In dem Verfahren über die Verfassungsbeschwerde
hat die 1. Kammer des Zweiten Senats des Bundesverfassungsgerichts
durch
den Vizepräsidenten Hassemer,
die Richter Di Fabio und Landau
gemäß § 32 Abs. 1 in Verbindung mit § 93d Abs. 2 BVerfGG
in der Fassung der Bekanntmachung vom 11. August 1993 (BGBl. I S. 1473)
am 1. März 2007
einstimmig beschlossen:

Tenor:

Der Antrag auf Erlass einer einstweiligen Anordnung wird abgelehnt.

Gründe

1

Nach dem mitgeteilten Sachverhalt besteht für den Antrag auf Erlass einer einstweiligen Anordnung derzeit kein Rechtsschutzbedürfnis. Ein Termin zum Strafantritt ist noch nicht bestimmt. Die Staatsanwaltschaft hat von der Vollstreckung der Freiheitsstrafen aus dem Urteil des Amtsgerichts vorläufig abgesehen.

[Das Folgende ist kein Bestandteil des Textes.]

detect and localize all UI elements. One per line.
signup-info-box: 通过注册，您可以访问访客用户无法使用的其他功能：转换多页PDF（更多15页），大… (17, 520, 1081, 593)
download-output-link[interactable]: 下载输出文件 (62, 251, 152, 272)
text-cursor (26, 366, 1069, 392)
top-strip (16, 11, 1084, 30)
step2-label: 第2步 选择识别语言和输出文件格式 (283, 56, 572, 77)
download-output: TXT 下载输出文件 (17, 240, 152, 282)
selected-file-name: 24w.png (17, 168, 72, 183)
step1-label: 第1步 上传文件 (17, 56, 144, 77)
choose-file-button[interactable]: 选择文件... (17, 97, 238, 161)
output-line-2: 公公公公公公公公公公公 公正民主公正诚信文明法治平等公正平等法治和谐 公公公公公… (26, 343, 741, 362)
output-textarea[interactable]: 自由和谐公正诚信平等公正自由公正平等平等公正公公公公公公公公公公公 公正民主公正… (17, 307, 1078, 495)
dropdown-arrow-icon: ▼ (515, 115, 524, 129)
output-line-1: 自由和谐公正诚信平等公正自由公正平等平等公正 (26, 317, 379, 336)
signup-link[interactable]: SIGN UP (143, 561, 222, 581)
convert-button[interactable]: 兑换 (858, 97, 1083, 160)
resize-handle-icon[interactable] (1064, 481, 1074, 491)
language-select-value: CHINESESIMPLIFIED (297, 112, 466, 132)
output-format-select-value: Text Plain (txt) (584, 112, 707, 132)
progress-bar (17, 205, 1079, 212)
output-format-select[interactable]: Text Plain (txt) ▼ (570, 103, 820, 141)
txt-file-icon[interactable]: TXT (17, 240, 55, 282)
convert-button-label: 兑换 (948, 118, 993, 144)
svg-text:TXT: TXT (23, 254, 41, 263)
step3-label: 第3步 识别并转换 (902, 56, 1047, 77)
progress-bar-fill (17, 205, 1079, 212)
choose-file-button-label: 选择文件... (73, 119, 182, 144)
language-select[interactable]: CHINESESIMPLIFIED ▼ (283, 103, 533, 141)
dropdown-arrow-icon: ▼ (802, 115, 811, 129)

Es steht nicht mit hinreichender Sicherheit zu erwarten, dass die Vollstreckungsbehörde den Beschwerdeführer unmittelbar nach Abschluss des vorläufigen Rechtsschutzverfahrens vor dem Bundesverfassungsgericht - und damit vor Beendigung des Verfassungsbeschwerdeverfahrens - zum Strafantritt laden wird.

2

Ohnehin hätte der Beschwerdeführer, sollten die von ihm für den Fall der Strafvollstreckung befürchteten persönlichen und familiären Nachteile binnen der Frist des § 456 Abs. 2 StPO zu beheben sein, vor Anrufung des Bundesverfassungsgerichts zunächst bei der Vollstreckungsbehörde und gegebenenfalls bei den Fachgerichten um vorübergehenden Vollstreckungsaufschub nach §§ 456, 458 Abs. 2 und 3 StPO nachzusuchen

3

Diese Entscheidung ist unanfechtbar.